Майлс. Тяжелый вздох сорвался с ее губ. Ей лучше не думать о Майлсе. Он был истинной причиной того, что она мечтала побыть в одиночестве. Она хотела попытаться забыть о нем. Но это было невозможно, даже непрерывная болтовня Пенелопы не могла отвлечь Каролину. Этот человек завладел ее мыслями и душой, и каждый раз, когда они оказывались в одной комнате, ее сердце готово было замереть навсегда.
Она с детства была влюблена в него, но есть разница между любовью и влюбленностью. Однако сейчас она не сомневалась в том, что любит его.
Каролина ругала себя, зная, что не стоит тосковать по человеку, который видит в ней всего лишь маленькую сестренку своего лучшего друга, но, сколько бы ни называла она себя дурой, сердце не слушало ее.
Тропинка вывела их из леса, и впереди показались развалины башни. Осторожно пробираясь среди камней, они почти подошли к башне, когда Каролина услышала негромкое ржание лошади.
Пруденс в изумлении раскрыла рот:
— Лошадь.
— Да, — согласилась Пенелопа. — Похоже, она в башне.

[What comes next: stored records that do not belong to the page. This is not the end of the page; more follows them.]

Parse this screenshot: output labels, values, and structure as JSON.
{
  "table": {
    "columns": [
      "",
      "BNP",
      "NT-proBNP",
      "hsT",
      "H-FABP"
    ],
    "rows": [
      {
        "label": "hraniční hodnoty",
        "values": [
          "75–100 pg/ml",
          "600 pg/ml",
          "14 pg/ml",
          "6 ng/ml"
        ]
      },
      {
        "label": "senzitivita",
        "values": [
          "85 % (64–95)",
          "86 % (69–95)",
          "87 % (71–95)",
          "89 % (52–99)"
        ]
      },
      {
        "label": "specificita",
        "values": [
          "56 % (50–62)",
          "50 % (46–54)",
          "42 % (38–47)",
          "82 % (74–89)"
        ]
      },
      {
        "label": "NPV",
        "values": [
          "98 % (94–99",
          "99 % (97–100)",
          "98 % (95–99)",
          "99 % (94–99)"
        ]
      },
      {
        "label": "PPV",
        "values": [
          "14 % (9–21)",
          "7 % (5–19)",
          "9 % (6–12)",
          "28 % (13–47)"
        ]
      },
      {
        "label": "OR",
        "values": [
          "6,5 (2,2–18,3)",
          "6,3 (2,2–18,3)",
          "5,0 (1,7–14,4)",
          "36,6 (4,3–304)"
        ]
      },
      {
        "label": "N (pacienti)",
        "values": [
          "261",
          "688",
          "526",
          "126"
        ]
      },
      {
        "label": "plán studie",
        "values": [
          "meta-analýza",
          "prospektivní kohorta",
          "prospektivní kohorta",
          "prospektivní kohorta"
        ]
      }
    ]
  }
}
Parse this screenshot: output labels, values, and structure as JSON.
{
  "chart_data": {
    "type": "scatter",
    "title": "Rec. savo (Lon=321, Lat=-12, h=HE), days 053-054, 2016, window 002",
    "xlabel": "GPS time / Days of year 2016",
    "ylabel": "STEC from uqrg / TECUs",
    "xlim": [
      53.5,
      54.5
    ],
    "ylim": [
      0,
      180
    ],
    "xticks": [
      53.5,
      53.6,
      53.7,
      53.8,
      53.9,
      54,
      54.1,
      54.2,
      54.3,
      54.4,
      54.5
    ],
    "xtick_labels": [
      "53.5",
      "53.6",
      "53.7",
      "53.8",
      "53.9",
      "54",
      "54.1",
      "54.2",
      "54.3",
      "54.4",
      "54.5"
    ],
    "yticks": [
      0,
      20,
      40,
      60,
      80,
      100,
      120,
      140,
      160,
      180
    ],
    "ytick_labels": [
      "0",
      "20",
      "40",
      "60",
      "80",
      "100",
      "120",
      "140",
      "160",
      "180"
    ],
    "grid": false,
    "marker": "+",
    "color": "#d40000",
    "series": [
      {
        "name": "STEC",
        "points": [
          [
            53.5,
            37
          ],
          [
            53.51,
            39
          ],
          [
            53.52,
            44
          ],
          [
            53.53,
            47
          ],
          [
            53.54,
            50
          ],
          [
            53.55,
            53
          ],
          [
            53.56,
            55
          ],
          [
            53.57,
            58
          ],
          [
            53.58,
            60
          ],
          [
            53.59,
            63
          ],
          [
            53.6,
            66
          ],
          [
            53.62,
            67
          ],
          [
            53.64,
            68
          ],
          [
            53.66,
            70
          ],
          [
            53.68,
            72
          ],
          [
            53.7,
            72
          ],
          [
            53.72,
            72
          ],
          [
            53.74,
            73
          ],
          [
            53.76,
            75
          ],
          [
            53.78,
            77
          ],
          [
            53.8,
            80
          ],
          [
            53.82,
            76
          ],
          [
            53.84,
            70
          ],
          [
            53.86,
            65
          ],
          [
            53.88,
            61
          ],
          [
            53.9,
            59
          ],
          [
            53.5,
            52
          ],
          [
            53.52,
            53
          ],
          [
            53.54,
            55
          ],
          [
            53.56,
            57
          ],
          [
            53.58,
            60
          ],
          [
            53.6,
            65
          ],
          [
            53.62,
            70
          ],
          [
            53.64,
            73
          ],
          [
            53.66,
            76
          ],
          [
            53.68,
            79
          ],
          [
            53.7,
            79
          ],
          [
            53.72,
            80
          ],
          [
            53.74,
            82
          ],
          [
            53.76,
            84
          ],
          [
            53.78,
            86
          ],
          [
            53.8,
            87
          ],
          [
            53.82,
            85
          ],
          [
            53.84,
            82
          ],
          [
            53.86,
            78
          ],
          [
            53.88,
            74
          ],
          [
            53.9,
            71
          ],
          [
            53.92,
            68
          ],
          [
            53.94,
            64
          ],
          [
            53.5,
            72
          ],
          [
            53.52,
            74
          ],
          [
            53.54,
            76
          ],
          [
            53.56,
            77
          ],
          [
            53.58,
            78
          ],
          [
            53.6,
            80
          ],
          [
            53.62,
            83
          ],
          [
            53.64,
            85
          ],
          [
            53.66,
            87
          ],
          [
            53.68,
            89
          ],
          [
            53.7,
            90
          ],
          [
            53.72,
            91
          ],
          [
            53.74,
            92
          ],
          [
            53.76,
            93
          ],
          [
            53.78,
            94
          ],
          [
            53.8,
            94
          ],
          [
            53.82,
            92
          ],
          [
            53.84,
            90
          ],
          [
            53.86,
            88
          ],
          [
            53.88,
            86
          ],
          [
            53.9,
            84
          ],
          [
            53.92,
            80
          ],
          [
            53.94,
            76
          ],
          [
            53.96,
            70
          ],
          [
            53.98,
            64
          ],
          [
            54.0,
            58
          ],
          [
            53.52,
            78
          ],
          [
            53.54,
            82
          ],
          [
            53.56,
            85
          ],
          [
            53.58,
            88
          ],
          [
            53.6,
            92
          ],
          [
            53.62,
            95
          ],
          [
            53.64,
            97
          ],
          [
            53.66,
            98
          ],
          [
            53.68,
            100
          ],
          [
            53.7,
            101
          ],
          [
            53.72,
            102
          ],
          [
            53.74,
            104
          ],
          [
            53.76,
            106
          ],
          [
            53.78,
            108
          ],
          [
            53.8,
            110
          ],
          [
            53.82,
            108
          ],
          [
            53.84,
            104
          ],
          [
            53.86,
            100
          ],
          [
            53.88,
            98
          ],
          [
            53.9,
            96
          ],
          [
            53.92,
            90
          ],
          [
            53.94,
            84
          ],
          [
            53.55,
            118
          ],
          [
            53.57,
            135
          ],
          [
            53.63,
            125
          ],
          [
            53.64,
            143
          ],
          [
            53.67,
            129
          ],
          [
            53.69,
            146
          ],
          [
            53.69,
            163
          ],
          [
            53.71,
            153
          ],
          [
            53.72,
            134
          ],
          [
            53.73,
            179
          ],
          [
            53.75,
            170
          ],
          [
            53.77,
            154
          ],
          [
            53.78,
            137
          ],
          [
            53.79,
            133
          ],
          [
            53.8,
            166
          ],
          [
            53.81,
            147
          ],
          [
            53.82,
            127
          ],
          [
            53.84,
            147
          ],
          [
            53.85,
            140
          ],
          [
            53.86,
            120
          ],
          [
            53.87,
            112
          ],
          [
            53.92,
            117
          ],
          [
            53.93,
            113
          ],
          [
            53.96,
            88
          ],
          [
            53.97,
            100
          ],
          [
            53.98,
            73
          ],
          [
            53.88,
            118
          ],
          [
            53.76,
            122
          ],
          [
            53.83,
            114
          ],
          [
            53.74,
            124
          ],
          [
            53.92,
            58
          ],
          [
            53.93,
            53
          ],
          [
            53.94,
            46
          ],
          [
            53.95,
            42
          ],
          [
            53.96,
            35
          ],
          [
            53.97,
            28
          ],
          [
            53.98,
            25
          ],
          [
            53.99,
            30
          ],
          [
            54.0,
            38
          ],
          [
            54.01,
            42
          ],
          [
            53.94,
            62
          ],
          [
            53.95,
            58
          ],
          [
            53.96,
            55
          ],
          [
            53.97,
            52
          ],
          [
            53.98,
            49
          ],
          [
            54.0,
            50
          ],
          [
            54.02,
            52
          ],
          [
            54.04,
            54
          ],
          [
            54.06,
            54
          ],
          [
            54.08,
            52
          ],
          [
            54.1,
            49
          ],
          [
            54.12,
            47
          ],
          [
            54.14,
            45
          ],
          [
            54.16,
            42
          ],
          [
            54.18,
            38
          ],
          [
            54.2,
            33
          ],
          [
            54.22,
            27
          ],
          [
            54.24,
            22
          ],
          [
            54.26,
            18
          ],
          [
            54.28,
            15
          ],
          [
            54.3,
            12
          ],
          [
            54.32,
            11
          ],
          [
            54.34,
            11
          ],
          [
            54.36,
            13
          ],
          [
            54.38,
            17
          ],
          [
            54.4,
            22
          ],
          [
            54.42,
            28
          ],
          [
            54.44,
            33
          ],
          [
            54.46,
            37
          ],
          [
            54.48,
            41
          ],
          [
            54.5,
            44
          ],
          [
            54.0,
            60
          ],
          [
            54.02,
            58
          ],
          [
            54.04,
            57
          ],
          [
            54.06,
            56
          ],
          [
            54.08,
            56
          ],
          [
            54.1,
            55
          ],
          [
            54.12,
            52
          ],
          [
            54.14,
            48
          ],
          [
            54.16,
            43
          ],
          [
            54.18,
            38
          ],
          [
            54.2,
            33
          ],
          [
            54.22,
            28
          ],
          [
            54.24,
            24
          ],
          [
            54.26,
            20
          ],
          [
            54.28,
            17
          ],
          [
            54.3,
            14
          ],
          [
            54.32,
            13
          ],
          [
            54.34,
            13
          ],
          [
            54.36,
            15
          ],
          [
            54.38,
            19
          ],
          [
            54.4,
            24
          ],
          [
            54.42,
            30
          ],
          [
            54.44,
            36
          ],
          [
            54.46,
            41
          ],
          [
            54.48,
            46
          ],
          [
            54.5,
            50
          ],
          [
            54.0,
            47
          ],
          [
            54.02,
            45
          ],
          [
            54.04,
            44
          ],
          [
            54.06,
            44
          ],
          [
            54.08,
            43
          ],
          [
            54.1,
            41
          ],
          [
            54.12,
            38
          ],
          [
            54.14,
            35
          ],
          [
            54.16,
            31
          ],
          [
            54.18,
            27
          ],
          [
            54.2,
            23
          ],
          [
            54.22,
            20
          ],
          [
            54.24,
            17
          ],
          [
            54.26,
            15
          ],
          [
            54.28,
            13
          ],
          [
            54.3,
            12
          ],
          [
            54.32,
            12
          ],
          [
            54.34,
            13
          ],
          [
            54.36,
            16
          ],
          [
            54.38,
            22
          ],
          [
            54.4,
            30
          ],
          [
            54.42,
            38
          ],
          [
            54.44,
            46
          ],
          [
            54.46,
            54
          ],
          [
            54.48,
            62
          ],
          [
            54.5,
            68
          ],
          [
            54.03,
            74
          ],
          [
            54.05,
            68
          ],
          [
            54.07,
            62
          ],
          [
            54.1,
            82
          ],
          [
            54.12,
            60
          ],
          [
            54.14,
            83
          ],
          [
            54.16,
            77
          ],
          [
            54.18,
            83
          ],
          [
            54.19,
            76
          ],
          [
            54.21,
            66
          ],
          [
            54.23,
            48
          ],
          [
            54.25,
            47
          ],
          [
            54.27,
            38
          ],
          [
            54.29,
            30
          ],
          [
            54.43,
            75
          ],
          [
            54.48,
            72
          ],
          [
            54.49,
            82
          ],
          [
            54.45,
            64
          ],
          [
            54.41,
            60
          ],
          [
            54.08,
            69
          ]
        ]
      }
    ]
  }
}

— Явно кто-то здесь прогуливается сегодня утром, — тихо сказала Каролина, удивляясь, зачем лошадь завели в башню.
— Как интересно! — сказала Пенелопа. — О-о… может быть, это твой брат, Каролина! Пойдем поздороваемся!
Каролина еле сдержалась. Господи, если Остин и в самом деле в башне, а она притащит к нему девиц Дигби, его хватит апоплексический удар. Она стала уговаривать их пойти в другую сторону, но, очевидно, возможность встретиться с герцогом подстегнула активность девиц Дигби. Они прыгали через камни, как горные козлы в период гона.
Подобрав юбки так высоко, что ее мать, увидев это, пришла бы в ужас, Каролина бросилась вслед за ними, но Дигби намного опередили ее и уже добежали до входа. Даже находясь от них в нескольких ярдах, она услышала, как ахнула Пенелопа, а Пруденс, вероятно, дважды раскрыла рот, потому что произнесла: «О! Ну!»
Оттолкнув их, Каролина прошла через ничем не закрытый арочный вход.
Прошло несколько секунд, прежде чем глаза ее привыкли к тусклому свету внутри башни. И тогда она тоже ахнула.